Informasi mengenai kebakaran diterima masyarakat sekitar pukul 19.00 WITA. Menindaklanjuti laporan tersebut, tim gabungan langsung dikerahkan menuju lokasi untuk melakukan penanganan dan mencegah api meluas.
Tim gabungan tersebut melibatkan personel Polres Polewali Mandar, Kodim 1402, TNI AL Pos Polewali Mandar, BNPB, Sat Brimob Polman, serta personel Polsek Binuang.
Petugas tiba di lokasi sekitar pukul 21.20 WITA. Bersama masyarakat setempat, mereka langsung melakukan pemadaman secara manual dengan menggunakan tangki semprot serta alat pelindung diri (APD).
Kepala Dusun Kapejang, Baddu (56), mengatakan api mulai merambat dengan cepat sekitar pukul 17.30 WITA. Menurut keterangan yang diterima dari warga, api berasal dari wilayah Timoran sebelum kemudian merambat ke Dusun Kapejang hingga kawasan perbukitan hutan Tokeran.
Kondisi medan menjadi salah satu kendala utama dalam proses pemadaman. Kawasan yang terbakar berada di wilayah perbukitan dengan akses yang sulit dijangkau kendaraan pemadam.
Untuk mengantisipasi perkembangan situasi, dua unit kendaraan pemadam kebakaran milik Pemerintah Kabupaten Polewali Mandar disiagakan di Dermaga Tonyaman. Posisi tersebut dipilih karena kendaraan tidak dapat menjangkau langsung titik-titik kebakaran di kawasan perbukitan.
Kapolsek Binuang IPTU Rahman, S.Sos., M.Si., mengatakan personel gabungan bersama masyarakat masih melakukan pemantauan dan penanganan terhadap titik-titik api yang ditemukan di lokasi.
“Kami bersama tim gabungan dan masyarakat masih bersiaga di lokasi untuk melakukan pemadaman dan pemantauan terhadap titik-titik api yang masih ada. Kondisi medan cukup sulit dijangkau, sehingga penanganan dilakukan secara manual,” ujar Rahman.
Menurut Rahman, salah satu prioritas petugas adalah mencegah kobaran api meluas dan mendekati kawasan permukiman warga.
“Kami juga mengantisipasi agar api tidak merambat ke arah permukiman. Masyarakat kami imbau tetap waspada dan segera melaporkan apabila menemukan titik api,” katanya.
Hingga Sabtu (12/9/2026), sejumlah titik api masih terpantau di kawasan perbukitan Tokeran. Personel gabungan bersama masyarakat tetap disiagakan untuk melakukan pemantauan sekaligus mengantisipasi munculnya kembali api di lokasi yang telah terbakar.
Sementara itu, penyebab kebakaran masih dalam tahap pendalaman oleh pihak kepolisian. Informasi dari masyarakat menyebutkan, kebakaran serupa telah beberapa kali terjadi selama musim kemarau.
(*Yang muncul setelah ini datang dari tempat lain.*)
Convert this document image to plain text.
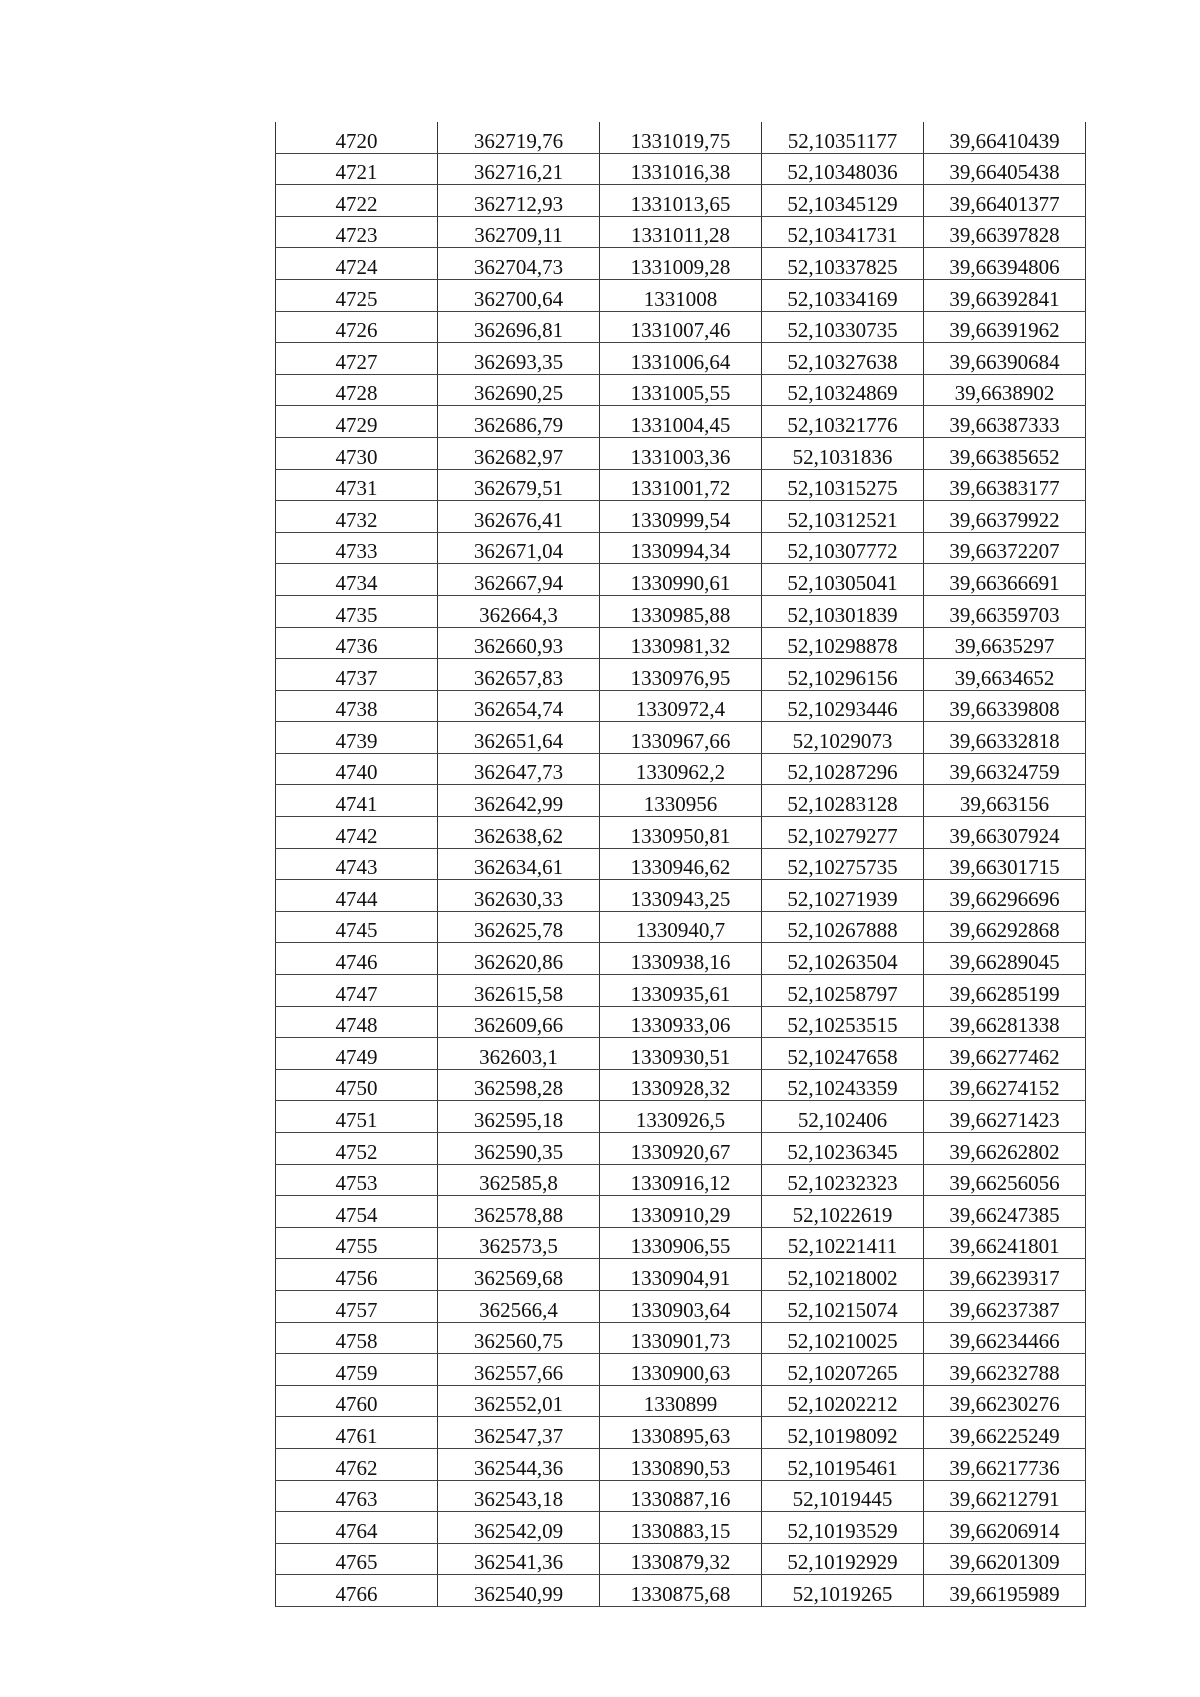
4720	362719,76	1331019,75	52,10351177	39,66410439
4721	362716,21	1331016,38	52,10348036	39,66405438
4722	362712,93	1331013,65	52,10345129	39,66401377
4723	362709,11	1331011,28	52,10341731	39,66397828
4724	362704,73	1331009,28	52,10337825	39,66394806
4725	362700,64	1331008	52,10334169	39,66392841
4726	362696,81	1331007,46	52,10330735	39,66391962
4727	362693,35	1331006,64	52,10327638	39,66390684
4728	362690,25	1331005,55	52,10324869	39,6638902
4729	362686,79	1331004,45	52,10321776	39,66387333
4730	362682,97	1331003,36	52,1031836	39,66385652
4731	362679,51	1331001,72	52,10315275	39,66383177
4732	362676,41	1330999,54	52,10312521	39,66379922
4733	362671,04	1330994,34	52,10307772	39,66372207
4734	362667,94	1330990,61	52,10305041	39,66366691
4735	362664,3	1330985,88	52,10301839	39,66359703
4736	362660,93	1330981,32	52,10298878	39,6635297
4737	362657,83	1330976,95	52,10296156	39,6634652
4738	362654,74	1330972,4	52,10293446	39,66339808
4739	362651,64	1330967,66	52,1029073	39,66332818
4740	362647,73	1330962,2	52,10287296	39,66324759
4741	362642,99	1330956	52,10283128	39,663156
4742	362638,62	1330950,81	52,10279277	39,66307924
4743	362634,61	1330946,62	52,10275735	39,66301715
4744	362630,33	1330943,25	52,10271939	39,66296696
4745	362625,78	1330940,7	52,10267888	39,66292868
4746	362620,86	1330938,16	52,10263504	39,66289045
4747	362615,58	1330935,61	52,10258797	39,66285199
4748	362609,66	1330933,06	52,10253515	39,66281338
4749	362603,1	1330930,51	52,10247658	39,66277462
4750	362598,28	1330928,32	52,10243359	39,66274152
4751	362595,18	1330926,5	52,102406	39,66271423
4752	362590,35	1330920,67	52,10236345	39,66262802
4753	362585,8	1330916,12	52,10232323	39,66256056
4754	362578,88	1330910,29	52,1022619	39,66247385
4755	362573,5	1330906,55	52,10221411	39,66241801
4756	362569,68	1330904,91	52,10218002	39,66239317
4757	362566,4	1330903,64	52,10215074	39,66237387
4758	362560,75	1330901,73	52,10210025	39,66234466
4759	362557,66	1330900,63	52,10207265	39,66232788
4760	362552,01	1330899	52,10202212	39,66230276
4761	362547,37	1330895,63	52,10198092	39,66225249
4762	362544,36	1330890,53	52,10195461	39,66217736
4763	362543,18	1330887,16	52,1019445	39,66212791
4764	362542,09	1330883,15	52,10193529	39,66206914
4765	362541,36	1330879,32	52,10192929	39,66201309
4766	362540,99	1330875,68	52,1019265	39,66195989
Rahman menegaskan, kepolisian belum menyimpulkan penyebab Karhutla tersebut sebelum proses pendalaman dan pemeriksaan fakta di lapangan selesai dilakukan.
“Untuk penyebab kebakaran masih dalam proses pendalaman. Kami belum bisa menyimpulkan penyebabnya dan akan melihat fakta di lapangan serta keterangan dari masyarakat,” tegas Rahman.
Ia juga mengimbau masyarakat meningkatkan kewaspadaan selama musim kemarau, khususnya dengan kondisi vegetasi yang relatif kering dan mudah terbakar.
Masyarakat diminta tidak melakukan aktivitas yang berpotensi memicu kebakaran serta segera melaporkan kepada aparat apabila menemukan titik api agar dapat ditangani sedini mungkin.
Upaya pemadaman dan pemantauan di kawasan Pulau Battoa, khususnya perbukitan hutan Tokeran, masih terus dilakukan guna mencegah kebakaran meluas dan mengancam wilayah permukiman warga. (*rls)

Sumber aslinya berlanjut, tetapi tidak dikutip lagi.